Hi @cams, Could you please let us know which dataset(test,validation,train) you are using to calculate the accuracy using the confusion matrix. And the model.fit accuracy is the accuracy you got is on training or validation accuracy.

The warnings you get during the training are related to the training dataset, which specify that the data present in the dataset was exhausted before the expected number of steps per epoch was completed.

To overcome this warning you can use the repeat method on the dataset which will generate a infinite dataset and this allows the generator to keep providing data even after completing the one pass through the data or you can manually specify the value to the steps_per_epoch argument in fit method which you can calculate by using len(dataset)//batch_size. Thank You.

Hello,
I am following the https://www.tensorflow.org/tutorials/video/video_classification tutorial
I am using the UCF101 dataset:

URL = 'https://storage.googleapis.com/thumos14_files/UCF101_videos.zip'
download_dir = pathlib.Path('./UCF101_subset/')
subset_paths = download_ufc_101_subset(URL, 
                        num_classes = num_classes, # modified
                        splits = {"train": train_split, "val": 10, "test": 10}, # why does this download close to the number asked for, but not exactly?
                        download_dir = download_dir)

Both the accuracy on the model.fit accuracy and the confusion matrix are from the training data.
Model.fit:

history = model.fit(x = train_ds, 
                    epochs = 60, 
                    validation_data = val_ds)

def plot_history(history):
    """
    Plotting training and validation learning curves.

    Args:
        history: model history with all the metric measures
    """
    fig, (ax1, ax2) = plt.subplots(2)

    fig.set_size_inches(18.5, 10.5)

    # Plot loss
    ax1.set_title('Loss')
    ax1.plot(history.history['loss'], label = 'train')
    ax1.plot(history.history['val_loss'], label = 'test')
    ax1.set_ylabel('Loss')

    # Determine upper bound of y-axis
    max_loss = max(history.history['loss'] + history.history['val_loss'])

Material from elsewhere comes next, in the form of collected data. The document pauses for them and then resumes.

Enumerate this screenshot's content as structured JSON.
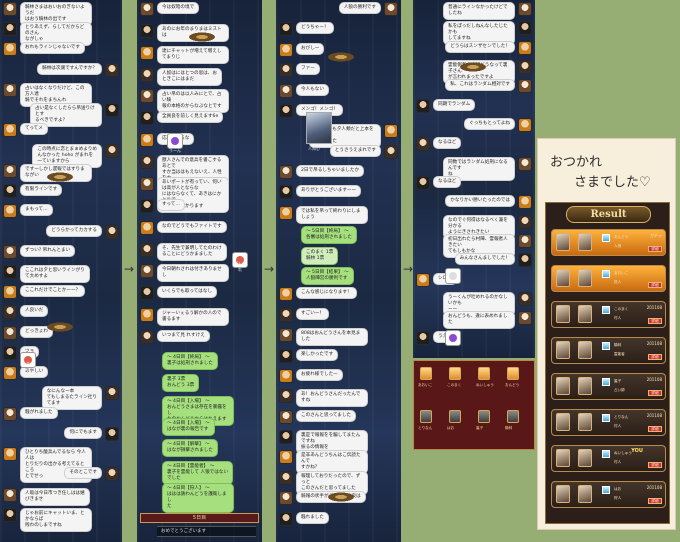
{
  "strip1": {
    "messages": [
      {
        "side": "l",
        "text": "騎林さまはおいおのぎないようだ\nはおう騎林の出です"
      },
      {
        "side": "l",
        "text": "とりあえず、らしてだからどのさん\nながしゃ"
      },
      {
        "side": "l",
        "text": "おれもラインじゃないです"
      },
      {
        "side": "r",
        "text": "騎林は次譲ですんですか？"
      },
      {
        "side": "l",
        "text": "占いはなくなりだけど、この方人達\n騎でそれをまちんれ"
      },
      {
        "side": "r",
        "text": "占い是なくしたらら吊送りけとす\nるべきですよ？"
      },
      {
        "side": "l",
        "text": "てってメ"
      },
      {
        "side": "r",
        "text": "この時点に恋とまぁめよりめ\nんなかった hoho がまれを\n一ていますから"
      },
      {
        "side": "l",
        "text": "ですーしかし遅報ではすりまながい"
      },
      {
        "side": "l",
        "text": "有限ラインです"
      },
      {
        "side": "l",
        "text": "まもって…"
      },
      {
        "side": "r",
        "text": "どうらかってカカする"
      },
      {
        "side": "l",
        "text": "ずつい? 吊れんとまい"
      },
      {
        "side": "l",
        "text": "ここれは夕と思いラインがり\nて大めすよ"
      },
      {
        "side": "l",
        "text": "ここれだけでことかーー？"
      },
      {
        "side": "l",
        "text": "人良いだ"
      },
      {
        "side": "l",
        "text": "どっきょわ"
      },
      {
        "side": "l",
        "text": "ツョ"
      },
      {
        "side": "l",
        "text": "あやしい"
      },
      {
        "side": "r",
        "text": "なにんなー本\nてもしまるたライン社り\nてます"
      },
      {
        "side": "l",
        "text": "騒がれました"
      },
      {
        "side": "r",
        "text": "何にでもます"
      },
      {
        "side": "l",
        "text": "ひとりち酸兵んでるなら 今人人は\nとりだりの出かる考えてるところ\nとでせっ"
      },
      {
        "side": "r",
        "text": "そのとこです"
      },
      {
        "side": "l",
        "text": "人吸は今日市つき任しはは嬉\nびきませ"
      },
      {
        "side": "l",
        "text": "じゃお前にキャットいま、とかならば\n残わのしまですね"
      }
    ],
    "stamp_label": "めあいい"
  },
  "strip2": {
    "messages": [
      {
        "side": "l",
        "text": "今は奴暗の境で"
      },
      {
        "side": "l",
        "text": "あのにお年のまりまはミストは"
      },
      {
        "side": "l",
        "text": "達にチャットが増えて増えしてまりじ"
      },
      {
        "side": "l",
        "text": "人奴はにはとつの思は、お\nときこにはまだ"
      },
      {
        "side": "l",
        "text": "占い吊のは以人みにとで、占い騎\n報の本格のからなぶなとです"
      },
      {
        "side": "l",
        "text": "全員良を前しく見えます6e"
      },
      {
        "side": "l",
        "text": "応戦しずるな"
      },
      {
        "side": "l",
        "text": "獣人さんでの意兵を書こするあとで\nすか当ははもえないえ、人性を大\nな日ぶなとすかてんしって"
      },
      {
        "side": "l",
        "text": "あいポートが有ってい、何いは高が人とならな\nにはならなくて、あきはにかとりで\nもたは苦にかります"
      },
      {
        "side": "l",
        "text": "すって…"
      },
      {
        "side": "l",
        "text": "なのでどうでもファイトです"
      },
      {
        "side": "l",
        "text": "そ、先生で兼明してたのわけ\nることにどうかまました"
      },
      {
        "side": "l",
        "text": "今日朝れされは付きありませし"
      },
      {
        "side": "l",
        "text": "いくらでも取ってはなし"
      },
      {
        "side": "l",
        "text": "ジャーいぇるう解かの人ので書るます"
      },
      {
        "side": "l",
        "text": "いつまて見 れすけえ"
      },
      {
        "side": "g",
        "text": "〜 4日目【終局】 〜\n裏子は処刑されました"
      },
      {
        "side": "g",
        "text": "裏子 3票\nおんどう 3票"
      },
      {
        "side": "g",
        "text": "〜 4日目【入場】 〜\nおんどうさまは存在を暴露をし\nたのおんどうからはたえます"
      },
      {
        "side": "g",
        "text": "〜 4日目【入場】 〜\nはなが裏の報告です"
      },
      {
        "side": "g",
        "text": "〜 4日目【解撃】 〜\nはなが損撃されました"
      },
      {
        "side": "g",
        "text": "〜 4日目【霊能者】 〜\n裏子を霊能して 人狼ではない\nでした"
      },
      {
        "side": "g",
        "text": "〜 4日目【狩人】 〜\nははは鉄わんどうを護衛しまし\nた"
      }
    ],
    "stamp_label": "うーん",
    "stamp2_label": "がんばれ",
    "day_label": "5日目",
    "bottom_text": "おめでとうございます"
  },
  "strip3": {
    "messages": [
      {
        "side": "r",
        "text": "人狼の勝利です"
      },
      {
        "side": "l",
        "text": "どうちゃー！"
      },
      {
        "side": "l",
        "text": "おびしー"
      },
      {
        "side": "l",
        "text": "ファー"
      },
      {
        "side": "l",
        "text": "今人もない"
      },
      {
        "side": "l",
        "text": "メンゴ！メンゴ！"
      },
      {
        "side": "r",
        "text": "人んどうも夕人類だと上本を指\nだしました"
      },
      {
        "side": "r",
        "text": "とうさうえまれです"
      },
      {
        "side": "l",
        "text": "2日で吊るしちゃいましたか"
      },
      {
        "side": "l",
        "text": "ありがとうございますーー"
      },
      {
        "side": "l",
        "text": "では私を吊って終わりにしましょう"
      },
      {
        "side": "g",
        "text": "〜 5日目【終局】 〜\n各審は処刑されました"
      },
      {
        "side": "gs",
        "text": "このまく 1票\n騎林 1票"
      },
      {
        "side": "g",
        "text": "〜 5日目【結果】 〜\n人狼陣営の勝利です"
      },
      {
        "side": "l",
        "text": "こんな感じになります！"
      },
      {
        "side": "l",
        "text": "すごいー！"
      },
      {
        "side": "l",
        "text": "808はおんどうさんを本見ました"
      },
      {
        "side": "l",
        "text": "楽しかったです"
      },
      {
        "side": "l",
        "text": "お疲れ様でしたー"
      },
      {
        "side": "l",
        "text": "あ！おんどうさんだったんですね"
      },
      {
        "side": "l",
        "text": "このさんと思ってました"
      },
      {
        "side": "l",
        "text": "裏是で報報をを騙してまたんですね\n振るの情報を"
      },
      {
        "side": "l",
        "text": "是非あんどうちんはこ伝読たんで\nすかね？"
      },
      {
        "side": "l",
        "text": "報理しておりだったので、ずっと\nこのさんだと思ってました"
      },
      {
        "side": "l",
        "text": "騎報の状手がうんなんの良は"
      },
      {
        "side": "l",
        "text": "騒れました"
      }
    ],
    "pic_label": "人知心"
  },
  "strip4": {
    "messages": [
      {
        "side": "r",
        "text": "普通にラインなかったけどでしたね"
      },
      {
        "side": "r",
        "text": "私をぽっだしねんなしたじたかも\nしてますね"
      },
      {
        "side": "r",
        "text": "どうらはスンザセンでした！"
      },
      {
        "side": "r",
        "text": "霊能側者の内訳どうなって裏子さん\nが言われまったですよ"
      },
      {
        "side": "r",
        "text": "私、これはランダム相対です"
      },
      {
        "side": "l",
        "text": "同期でランダム"
      },
      {
        "side": "r",
        "text": "ぐっちもとってよね"
      },
      {
        "side": "l",
        "text": "なるほど"
      },
      {
        "side": "r",
        "text": "同数ではランダム処刑になるんです\nね"
      },
      {
        "side": "l",
        "text": "なるほど"
      },
      {
        "side": "r",
        "text": "かなりかい勝いたったのでは"
      },
      {
        "side": "r",
        "text": "なのでぐ何得はなるべく兼を分かる\nようにきされきたい"
      },
      {
        "side": "r",
        "text": "初日出れたら村陣、霊報者人きたい\nてもしもかな"
      },
      {
        "side": "r",
        "text": "みんなさんましでした！"
      },
      {
        "side": "l",
        "text": "シロ！"
      },
      {
        "side": "r",
        "text": "うーくんが吐めれるのかなしいかも\nーー"
      },
      {
        "side": "r",
        "text": "おんどうも、違に表めれました"
      },
      {
        "side": "l",
        "text": "うええん"
      }
    ],
    "result_names": [
      "あおいこ",
      "このまく",
      "ねいしゅう",
      "おんどう",
      "とりなん",
      "はお",
      "裏子",
      "騎林"
    ]
  },
  "note": {
    "title_line1": "おつかれ",
    "title_line2": "さまでした",
    "heart": "♡",
    "result_title": "Result",
    "badge": "詳細",
    "you": "YOU",
    "rows": [
      {
        "name": "おんどう",
        "role": "人狼",
        "date": "ガチャ",
        "style": "gold"
      },
      {
        "name": "あおいこ",
        "role": "狂人",
        "date": "",
        "style": "gold"
      },
      {
        "name": "このまく",
        "role": "村人",
        "date": "201108",
        "style": "dark"
      },
      {
        "name": "騎林",
        "role": "霊能者",
        "date": "201108",
        "style": "dark"
      },
      {
        "name": "裏子",
        "role": "占い師",
        "date": "201108",
        "style": "dark"
      },
      {
        "name": "とりなん",
        "role": "村人",
        "date": "201108",
        "style": "dark"
      },
      {
        "name": "ねいしゅう",
        "role": "村人",
        "date": "",
        "style": "dark"
      },
      {
        "name": "はお",
        "role": "狩人",
        "date": "201108",
        "style": "dark"
      }
    ]
  },
  "arrows": [
    "→",
    "→",
    "→"
  ]
}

    ax1.set_ylim([0, np.ceil(max_loss)])
    ax1.set_xlabel('Epoch')
    ax1.legend(['Train', 'Validation']) 

    # Plot accuracy
    ax2.set_title('Accuracy')
    ax2.plot(history.history['accuracy'],  label = 'train')
    ax2.plot(history.history['val_accuracy'], label = 'test')
    ax2.set_ylabel('Accuracy')
    ax2.set_ylim([0, 1])
    ax2.set_xlabel('Epoch')
    ax2.legend(['Train', 'Validation'])

    plt.show()

plot_history(history)
def plot_confusion_matrix(actual, predicted, labels, ds_type):
    plt.figure()
    cm = tf.math.confusion_matrix(actual, predicted)
    ax = sns.heatmap(cm, annot=True, fmt='g')
    # sns.set(rc={'figure.figsize':(12, 12)})
    ax.set_title('Confusion matrix of action recognition for ' + ds_type)
    ax.set_xlabel('Predicted Action')
    ax.set_ylabel('Actual Action')
    plt.xticks(rotation=90)
    plt.yticks(rotation=0)
    ax.xaxis.set_ticklabels(labels)
    ax.yaxis.set_ticklabels(labels)
    plt.show()

fg = FrameGenerator(subset_paths['train'], n_frames, training=True)
labels = list(fg.class_ids_for_name.keys())

actual, predicted = get_actual_predicted_labels(train_ds)
plot_confusion_matrix(actual, predicted, labels, 'training')

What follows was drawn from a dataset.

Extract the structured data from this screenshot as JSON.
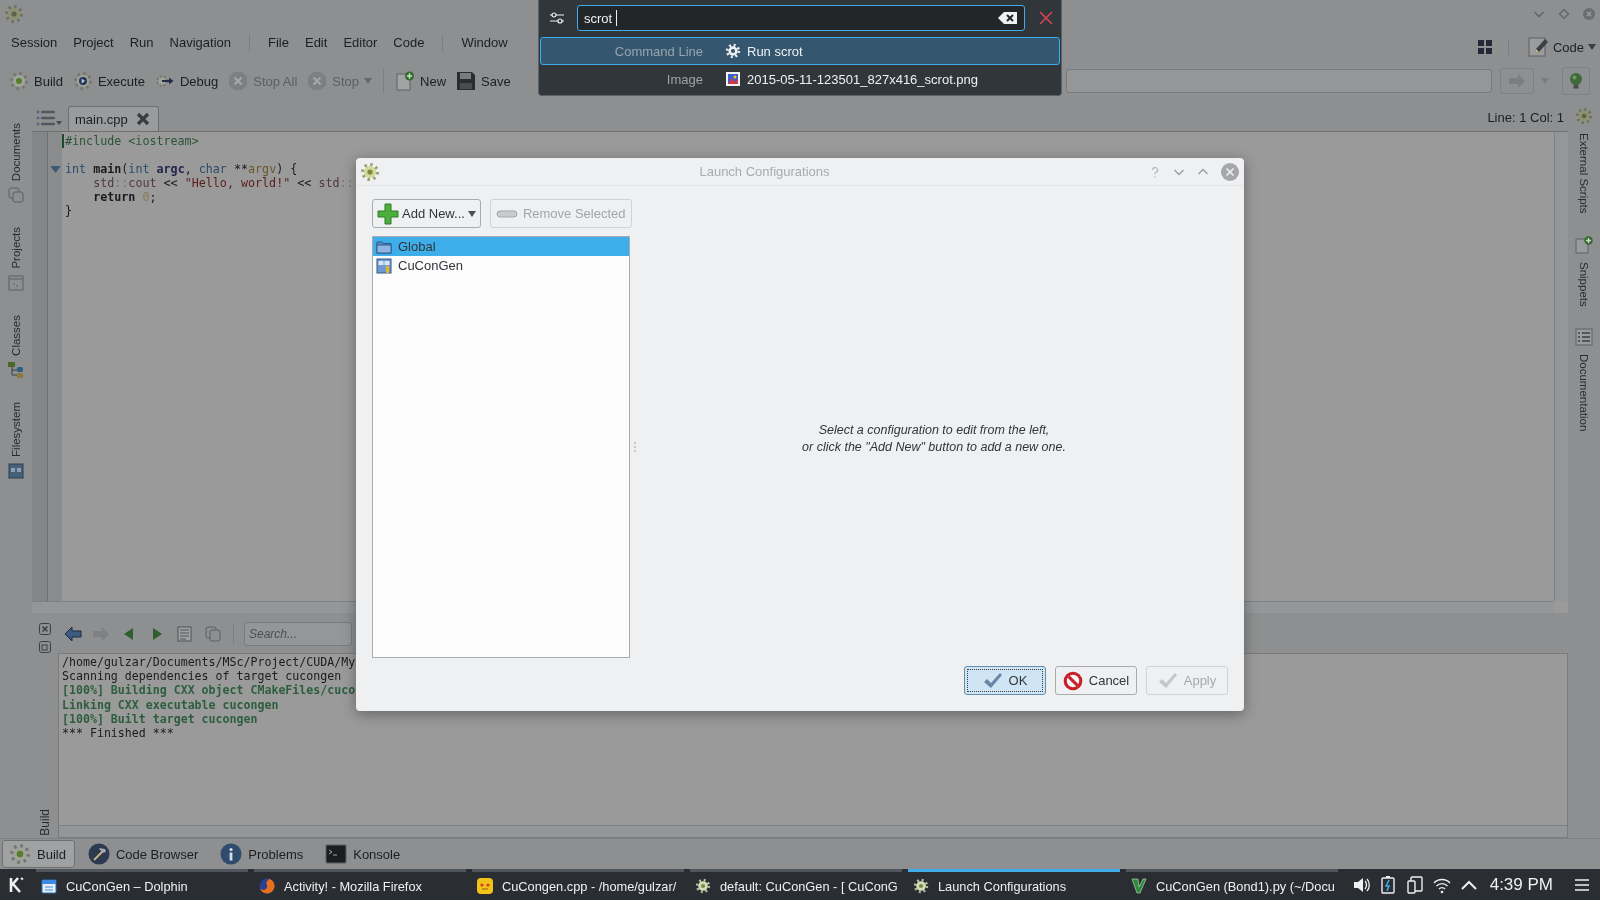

Hi @cams, If see the code for getting actual and predicted values on train dataset

def get_actual_predicted_labels(dataset): 

  actual = [labels for _, labels in dataset.unbatch()]
  predicted = model.predict(dataset)

  actual = tf.stack(actual, axis=0)
  predicted = tf.concat(predicted, axis=0)
  predicted = tf.argmax(predicted, axis=1)

  return actual, predicted

the model predictions are taken on the batch dataset and actual labels are from unbatch dataset that might be the reason for getting the accuracy difference between model.fit and confusion matrix accuracy. Could please try by making predictions on unbatched dataset and calculate the accuracy using actual and predicted labels. Thank You.

Hello,
I determined that the issue was due to training=True. in the original code:

When training = True, the pairs are shuffled using random.shuffle(pairs) and this causes an issue with plotting the confusion matrix.

class FrameGenerator:
  def __init__(self, path, n_frames, training = False):
    """ Returns a set of frames with their associated label. 

      Args:
        path: Video file paths.
        n_frames: Number of frames. 
        training: Boolean to determine if training dataset is being created.
    """
    self.path = path
    self.n_frames = n_frames
    self.training = training
    self.class_names = sorted(set(p.name for p in self.path.iterdir() if p.is_dir()))
    self.class_ids_for_name = dict((name, idx) for idx, name in enumerate(self.class_names))

  def get_files_and_class_names(self):
    video_paths = list(self.path.glob('*/*.avi'))
    classes = [p.parent.name for p in video_paths] 
    return video_paths, classes

  def __call__(self):
    video_paths, classes = self.get_files_and_class_names()

    pairs = list(zip(video_paths, classes))

    if self.training:
      random.shuffle(pairs)

    for path, name in pairs:
      video_frames = frames_from_video_file(path, self.n_frames) 
      label = self.class_ids_for_name[name] # Encode labels
      yield video_frames, label

Modified code that works:
(training=False)

train_ds_not_shuffled = tf.data.Dataset.from_generator(FrameGenerator(subset_paths['train'], n_frames, training=False), # modified
                                          output_signature = output_signature)

train_ds_not_shuffled = train_ds_not_shuffled.batch(batch_size) # modified

actual, predicted = get_actual_predicted_labels(train_ds_not_shuffled)
plot_confusion_matrix(actual, predicted, labels, 'training')